Point-of-care risk assessment (PCRA) for airborne viruses requires a system that can enrich low-concentration airborne viruses dispersed in field environments into a small volume of liquid. In this study, airborne virus particles were collected to a degree above the limit of detection (LOD) for a real-time quantitative reverse transcription polymerase chain reaction (qRT-PCR). This study employed an electrostatic air sampler to capture aerosolized test viruses (human coronavirus 229E (HCoV-229E), influenza A virus subtype H1N1 (A/H1N1), and influenza A virus subtype H3N2 (A/H3N2)) in a continuously flowing liquid (aerosol-to-hydrosol (ATH) enrichment) and a concanavalin A (ConA)-coated magnetic particles (CMPs)-installed fluidic channel for simultaneous hydrosol-to-hydrosol (HTH) enrichment. The air sampler's ATH enrichment capacity (EC) was evaluated using the aerosol counting method. In contrast, the HTH EC for the ATH-collected sample was evaluated using transmission-electron-microscopy (TEM)-based image analysis and real-time qRT-PCR assay. For example, the ATH EC for HCoV-229E was up to 67,000, resulting in a viral concentration of 0.08 PFU/mL (in a liquid sample) for a viral epidemic scenario of 1.2 PFU/m³ (in air). The real-time qRT-PCR assay result for this liquid sample was “non-detectable” however, subsequent HTH enrichment for 10 min caused the “non-detectable” sample to become “detectable” (cycle threshold (CT) value of 33.8 ± 0.06).
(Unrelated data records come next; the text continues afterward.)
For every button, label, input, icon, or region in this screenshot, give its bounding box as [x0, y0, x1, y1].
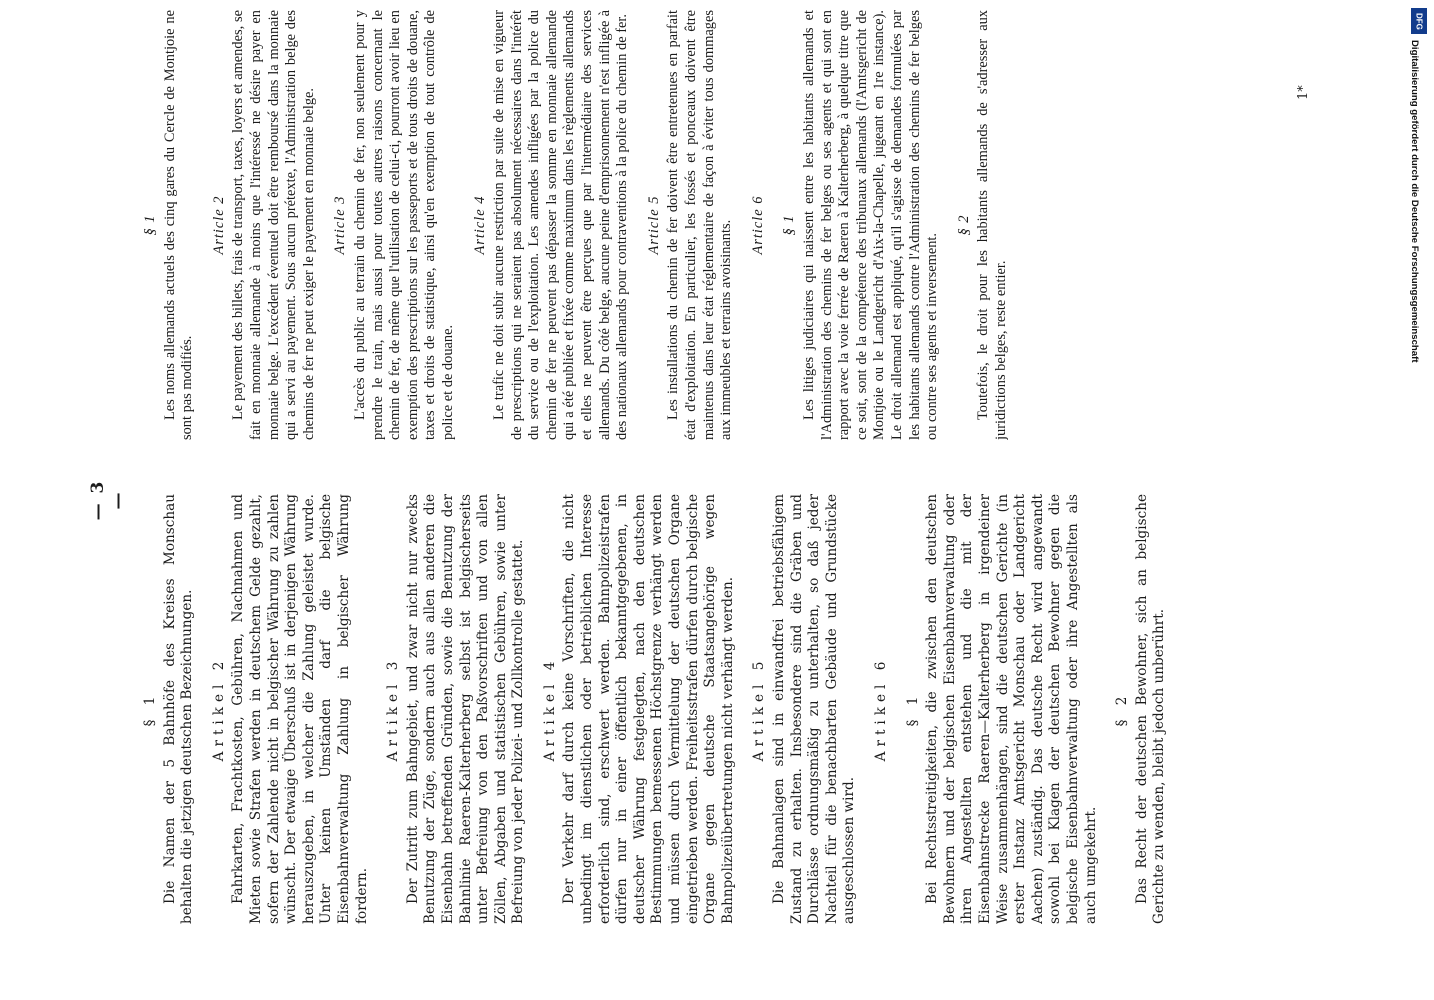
section-heading: § 2 [1114, 691, 1131, 727]
section-text: Le payement des billets, frais de transport, taxes, loyers et amendes, se fait en monnaie allemande à moins que l'intéressé ne désire payer en monnaie belge. L'excédent éventuel doit être remboursé dans la monnaie qui a servi au payement. Sous aucun prétexte, l'Administration belge des chemins de fer ne peut exiger le payement en monnaie belge. [230, 10, 317, 440]
section-heading: Article 6 [749, 195, 766, 255]
section-heading: Artikel 4 [541, 656, 558, 762]
german-column [128, 494, 1278, 924]
section-heading: § 1 [142, 214, 158, 236]
section-text: Das Recht der deutschen Bewohner, sich an belgische Gerichte zu wenden, bleibt jedoch unberührt. [1133, 494, 1168, 924]
page-number: — 3 — [88, 479, 128, 521]
section-heading: Artikel 2 [210, 656, 227, 762]
footer-mark: 1* [1296, 85, 1311, 100]
section-heading: Article 4 [471, 195, 488, 255]
section-heading: Artikel 3 [385, 656, 402, 762]
section-heading: Artikel 5 [751, 656, 768, 762]
section-heading: Article 2 [210, 195, 227, 255]
section-heading: § 1 [142, 691, 158, 727]
section-text: Toutefois, le droit pour les habitants allemands de s'adresser aux juridictions belges, reste entier. [975, 10, 1009, 440]
section-heading: Artikel 6 [872, 656, 889, 762]
section-text: Der Zutritt zum Bahngebiet, und zwar nicht nur zwecks Benutzung der Züge, sondern auch aus allen anderen die Eisenbahn betreffenden Gründen, sowie die Benutzung der Bahnlinie Raeren-Kalterherberg selbst ist belgischerseits unter Befreiung von den Paßvorschriften und von allen Zöllen, Abgaben und statistischen Gebühren, sowie unter Befreiung von jeder Polizei- und Zollkontrolle gestattet. [404, 494, 527, 924]
section-heading: § 2 [955, 214, 972, 236]
section-text: L'accès du public au terrain du chemin de fer, non seulement pour y prendre le train, mais aussi pour toutes autres raisons concernant le chemin de fer, de même que l'utilisation de celui-ci, pourront avoir lieu en exemption des prescriptions sur les passeports et de tous droits de douane, taxes et droits de statistique, ainsi qu'en exemption de tout contrôle de police et de douane. [351, 10, 456, 440]
section-heading: Article 3 [332, 195, 349, 255]
section-text: Die Namen der 5 Bahnhöfe des Kreises Monschau behalten die jetzigen deutschen Bezeichnungen. [161, 494, 196, 924]
section-text: Les installations du chemin de fer doivent être entretenues en parfait état d'exploitation. En particulier, les fossés et ponceaux doivent être maintenus dans leur état réglementaire de façon à éviter tous dommages aux immeubles et terrains avoisinants. [665, 10, 735, 440]
section-text: Die Bahnanlagen sind in einwandfrei betriebsfähigem Zustand zu erhalten. Insbesondere sind die Gräben und Durchlässe ordnungsmäßig zu unterhalten, so daß jeder Nachteil für die benachbarten Gebäude und Grundstücke ausgeschlossen wird. [771, 494, 858, 924]
french-column [128, 10, 1278, 440]
section-text: Bei Rechtsstreitigkeiten, die zwischen den deutschen Bewohnern und der belgischen Eisenbahnverwaltung oder ihren Angestellten entstehen und die mit der Eisenbahnstrecke Raeren—Kalterherberg in irgendeiner Weise zusammenhängen, sind die deutschen Gerichte (in erster Instanz Amtsgericht Monschau oder Landgericht Aachen) zuständig. Das deutsche Recht wird angewandt sowohl bei Klagen der deutschen Bewohner gegen die belgische Eisenbahnverwaltung oder ihre Angestellten als auch umgekehrt. [924, 494, 1099, 924]
section-heading: § 1 [904, 691, 921, 727]
section-text: Der Verkehr darf durch keine Vorschriften, die nicht unbedingt im dienstlichen oder betrieblichen Interesse erforderlich sind, erschwert werden. Bahnpolizeistrafen dürfen nur in einer öffentlich bekanntgegebenen, in deutscher Währung festgelegten, nach den deutschen Bestimmungen bemessenen Höchstgrenze verhängt werden und müssen durch Vermittelung der deutschen Organe eingetrieben werden. Freiheitsstrafen dürfen durch belgische Organe gegen deutsche Staatsangehörige wegen Bahnpolizeiübertretungen nicht verhängt werden. [561, 494, 736, 924]
section-heading: Article 5 [645, 195, 662, 255]
section-text: Les litiges judiciaires qui naissent entre les habitants allemands et l'Administration des chemins de fer belges ou ses agents et qui sont en rapport avec la voie ferrée de Raeren à Kalterherberg, à quelque titre que ce soit, sont de la compétence des tribunaux allemands (l'Amtsgericht de Montjoie ou le Landgericht d'Aix-la-Chapelle, jugeant en 1re instance). Le droit allemand est appliqué, qu'il s'agisse de demandes formulées par les habitants allemands contre l'Administration des chemins de fer belges ou contre ses agents et inversement. [801, 10, 941, 440]
section-text: Les noms allemands actuels des cinq gares du Cercle de Montjoie ne sont pas modifiés. [161, 10, 196, 440]
section-heading: § 1 [781, 214, 798, 236]
dfg-logo: DFG [1411, 8, 1427, 34]
section-text: Fahrkarten, Frachtkosten, Gebühren, Nachnahmen und Mieten sowie Strafen werden in deutschem Gelde gezahlt, sofern der Zahlende nicht in belgischer Währung zu zahlen wünscht. Der etwaige Überschuß ist in derjenigen Währung herauszugeben, in welcher die Zahlung geleistet wurde. Unter keinen Umständen darf die belgische Eisenbahnverwaltung Zahlung in belgischer Währung fordern. [230, 494, 370, 924]
section-text: Le trafic ne doit subir aucune restriction par suite de mise en vigueur de prescriptions qui ne seraient pas absolument nécessaires dans l'intérêt du service ou de l'exploitation. Les amendes infligées par la police du chemin de fer ne peuvent pas dépasser la somme en monnaie allemande qui a été publiée et fixée comme maximum dans les règlements allemands et elles ne peuvent être perçues que par l'intermédiaire des services allemands. Du côté belge, aucune peine d'emprisonnement n'est infligée à des nationaux allemands pour contraventions à la police du chemin de fer. [491, 10, 631, 440]
digitization-note: Digitalisierung gefördert durch die Deutsche Forschungsgemeinschaft [1409, 40, 1420, 363]
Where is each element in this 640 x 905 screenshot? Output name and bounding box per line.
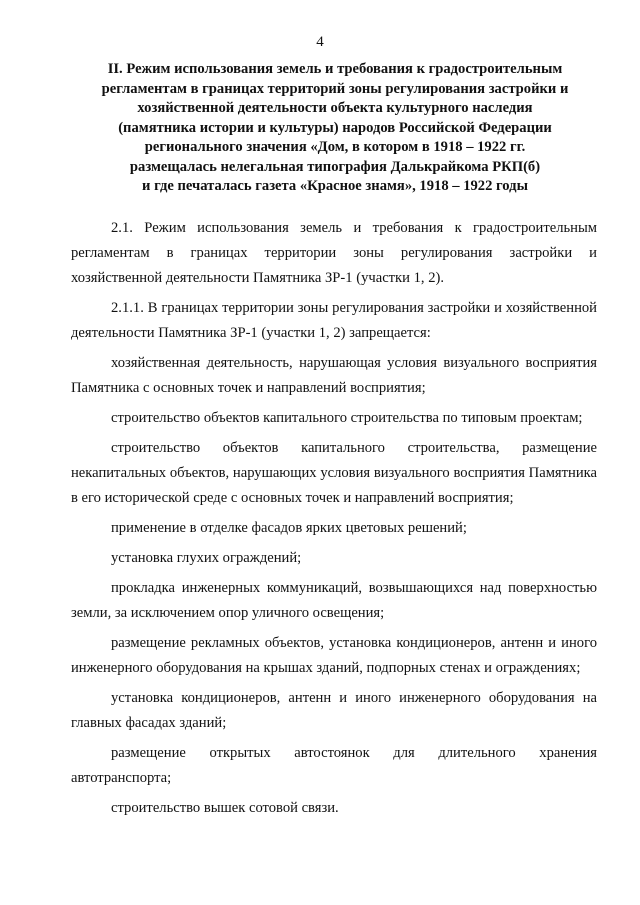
list-item: размещение открытых автостоянок для длительного хранения автотранспорта; — [71, 745, 597, 786]
document-body — [71, 216, 597, 826]
heading-line: (памятника истории и культуры) народов Российской Федерации — [118, 119, 552, 136]
list-item: строительство объектов капитального строительства, размещение некапитальных объектов, нарушающих условия визуального восприятия Памятника в его исторической среде с основных точек и направлений восприятия; — [71, 440, 597, 506]
list-item: применение в отделке фасадов ярких цветовых решений; — [111, 520, 467, 536]
paragraph-2-1-1: 2.1.1. В границах территории зоны регулирования застройки и хозяйственной деятельности Памятника ЗР-1 (участки 1, 2) запрещается: — [71, 300, 597, 341]
list-item: размещение рекламных объектов, установка кондиционеров, антенн и иного инженерного оборудования на крышах зданий, подпорных стенах и ограждениях; — [71, 635, 597, 676]
list-item: хозяйственная деятельность, нарушающая условия визуального восприятия Памятника с основных точек и направлений восприятия; — [71, 355, 597, 396]
section-heading — [70, 60, 600, 197]
list-item: прокладка инженерных коммуникаций, возвышающихся над поверхностью земли, за исключением опор уличного освещения; — [71, 580, 597, 621]
heading-line: хозяйственной деятельности объекта культурного наследия — [137, 100, 533, 116]
paragraph-2-1: 2.1. Режим использования земель и требования к градостроительным регламентам в границах территории зоны регулирования застройки и хозяйственной деятельности Памятника ЗР-1 (участки 1, 2). — [71, 220, 597, 286]
heading-line: II. Режим использования земель и требования к градостроительным — [107, 61, 563, 77]
heading-line: размещалась нелегальная типография Далькрайкома РКП(б) — [129, 158, 541, 175]
list-item: строительство объектов капитального строительства по типовым проектам; — [111, 410, 583, 426]
list-item: установка кондиционеров, антенн и иного инженерного оборудования на главных фасадах зданий; — [71, 690, 597, 731]
heading-line: регламентам в границах территорий зоны регулирования застройки и — [101, 80, 569, 97]
list-item: установка глухих ограждений; — [111, 550, 302, 566]
list-item: строительство вышек сотовой связи. — [111, 800, 339, 816]
page-number: 4 — [316, 34, 324, 50]
heading-line: регионального значения «Дом, в котором в 1918 – 1922 гг. — [144, 139, 526, 155]
heading-line: и где печаталась газета «Красное знамя», 1918 – 1922 годы — [142, 178, 528, 194]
空气传播病毒的即时风险评估 (PCRA) 需要一个能够将分散在现场环境中的低浓度空气传播病毒富集到少量液体中的系统。在这项研究中，空气传播的病毒颗粒被收集到高于检测限 (LOD) 的程度，用于实时定量逆转录聚合酶链式反应 (qRT-PCR)。本研究采用静电空气采样器捕获连续流动液体中的雾化测试病毒（人类冠状病毒 229E (HCoV-229E)、甲型流感病毒 H1N1 亚型 (A/H1N1) 和甲型流感病毒 H3N2 亚型 (A/H3N2)） （气溶胶到水溶胶 (ATH) 富集）和安装有刀豆球蛋白 A (ConA) 涂层磁性颗粒 (CMP) 的流体通道，用于同时进行水溶胶到水溶胶 (HTH) 富集。使用气溶胶计数方法评估空气采样器的ATH富集能力（EC）。相比之下，使用基于透射电子显微镜 (TEM) 的图像分析和实时 qRT-PCR 测定来评估 ATH 收集的样品的 HTH EC。例如，HCoV-229E 的 ATH EC 高达 67,000，导致病毒浓度为 0.08 PFU/mL（液体样品中），而病毒流行情况为 1.2 PFU/m ³（空气中）。该液体样品的实时 qRT-PCR 检测结果为“不可检测”，然而，随后 10 分钟的 HTH 富集导致“不可检测”样品变为“可检测”（循环阈值 (CT) 值为 33.8 ± 0.06）。